AI can help in identifying patients at risk for progression to critical illness within the timeframe for early treatment and improve prognosis. Remdesivir was recently approved for emergency use by the Food and Drug Administration (FDA) and, along with ruxolitinib [4], has shown preliminary promise in reducing recovery time for critically ill patients [19]. Similarly, convalescent plasma transfusion (CPT) has shown efficacy in reducing clinical symptoms and mortality for severely ill COVID-19 patients [3]. Historically, CPT has been used to successfully treat Spanish influenza A (H1N1), severe acute respiratory syndrome (SARS), and Ebola among others [3]. If these results are maintained in future studies, identifying patients with severe disease early on may be necessary to maximize clinical benefit of these treatments.

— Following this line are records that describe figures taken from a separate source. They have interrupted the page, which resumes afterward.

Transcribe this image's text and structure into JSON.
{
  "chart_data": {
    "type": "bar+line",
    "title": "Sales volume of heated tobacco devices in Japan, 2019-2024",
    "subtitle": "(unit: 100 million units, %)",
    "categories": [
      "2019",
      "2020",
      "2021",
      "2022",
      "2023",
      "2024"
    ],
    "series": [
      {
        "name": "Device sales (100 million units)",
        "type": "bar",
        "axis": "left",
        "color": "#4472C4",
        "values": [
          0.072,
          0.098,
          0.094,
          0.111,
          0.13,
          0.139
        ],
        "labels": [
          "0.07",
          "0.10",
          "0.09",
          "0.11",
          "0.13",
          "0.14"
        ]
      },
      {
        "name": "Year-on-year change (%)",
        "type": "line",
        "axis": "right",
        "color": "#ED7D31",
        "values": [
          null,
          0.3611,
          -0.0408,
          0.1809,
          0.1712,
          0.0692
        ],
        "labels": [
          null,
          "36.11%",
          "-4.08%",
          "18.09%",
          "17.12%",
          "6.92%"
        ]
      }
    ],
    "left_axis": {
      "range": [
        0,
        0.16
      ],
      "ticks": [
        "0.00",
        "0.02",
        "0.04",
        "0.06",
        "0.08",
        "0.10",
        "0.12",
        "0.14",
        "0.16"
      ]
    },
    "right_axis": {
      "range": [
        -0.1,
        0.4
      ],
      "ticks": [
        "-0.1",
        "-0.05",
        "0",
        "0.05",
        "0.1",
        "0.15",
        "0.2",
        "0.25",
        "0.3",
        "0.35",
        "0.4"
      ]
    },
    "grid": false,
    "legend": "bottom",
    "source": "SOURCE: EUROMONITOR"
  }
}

This chest CT–based AI system has the potential to assist physicians in patient management by enhancing clinical data in the prediction of progression risk. In contrast to previous studies [13, 20, 21], this study was attentive to the exact timespan between the performance of chest CT and the earliest occurrence of critical events (i.e., ICU admission, intubation, or death) using a multi-international cohort of patients from different institutions. Different from existing studies that build prediction models using pattern classification techniques, our AI system was built in a time-to-event (survival) analysis framework that can effectively handle censored data in the risk prediction study. By using the risk prediction AI model based on CT imaging and clinical data, it may be possible to stratify patients into different risk groups for progression to critical illness, assign a critical window for early treatment, and have a more informed timeline for obtaining advanced respiratory support equipment.

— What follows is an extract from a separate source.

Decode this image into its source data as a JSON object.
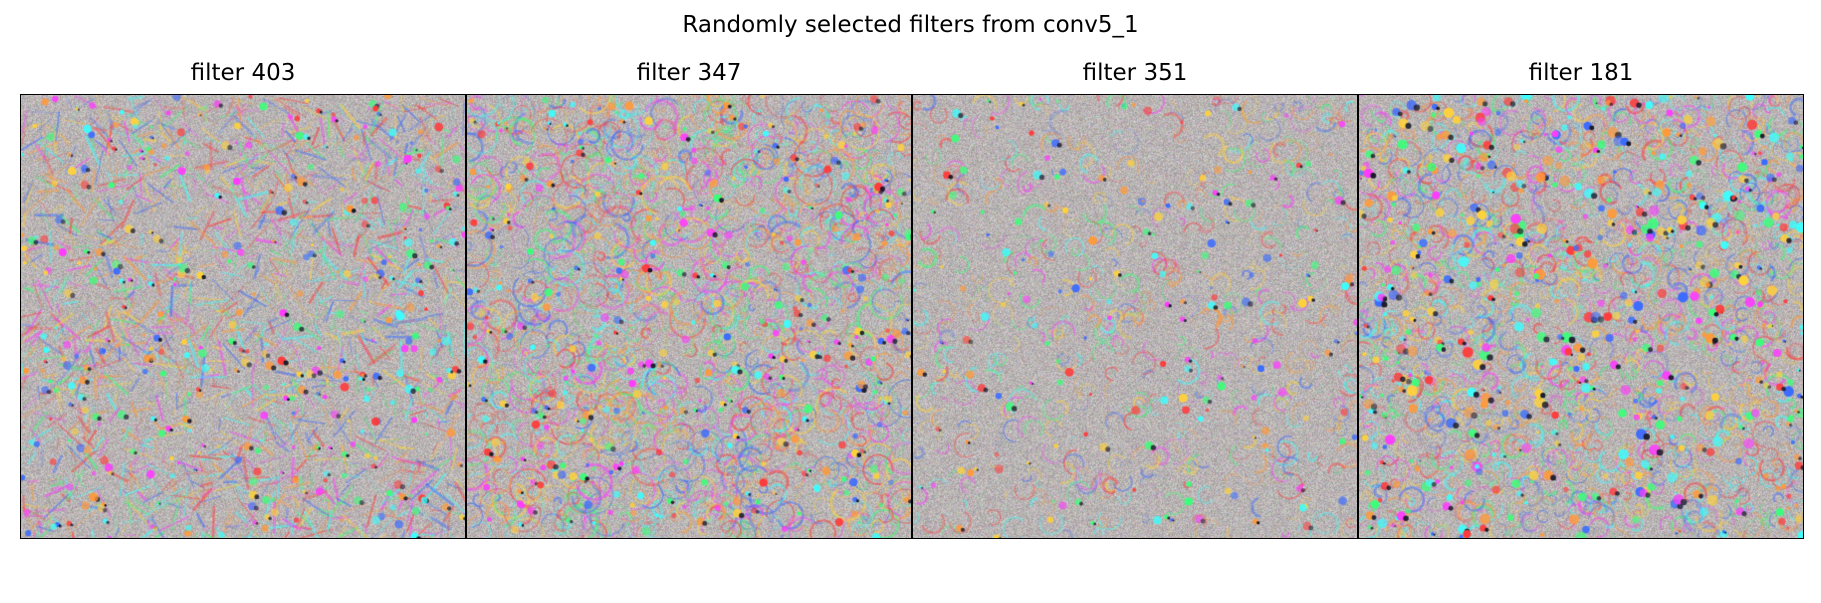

The study has several limitations. There was likely patient selection bias secondary to the retrospective and multi-institutional nature of the study. For example, the clinical characteristics differed between the cohorts from USA and China. While the percentage of critical patients was 22% for the cohort form China, it was almost 50% for both cohorts from USA. The data heterogeneity likely reflects the differences in practice pattern. In the Chinese population, the CT scans were used more often for COVID-19 screening, especially during the earlier period of the pandemic. Other explanations include the difference in demographics and disease prevalence. However, our study encompasses data from two hospitals in the USA, nine hospitals in China, and open-source data [13]. The stable performance on an independent held-out test set supported the robustness and generalizability of the model. Additionally, the definition of critical outcome defined herein may encompass more patients than is typical of other COVID severity studies such as respiratory failure, septic shock, or multiple organ dysfunction. The present study focused on patients who went to the ICU, were intubated, or died.

Conclusions

AI based on CT imaging and clinical data has the potential for prediction of risk for future deterioration to critical illness among patients with COVID-19. As this technology is further developed, providers may be able to utilize AI to help designate high-risk patients based on their disease severity and progression risk prediction, enabling them to readily allocate appropriate treatments, equipment, and other necessary resources and to assist with early clinical decision-making.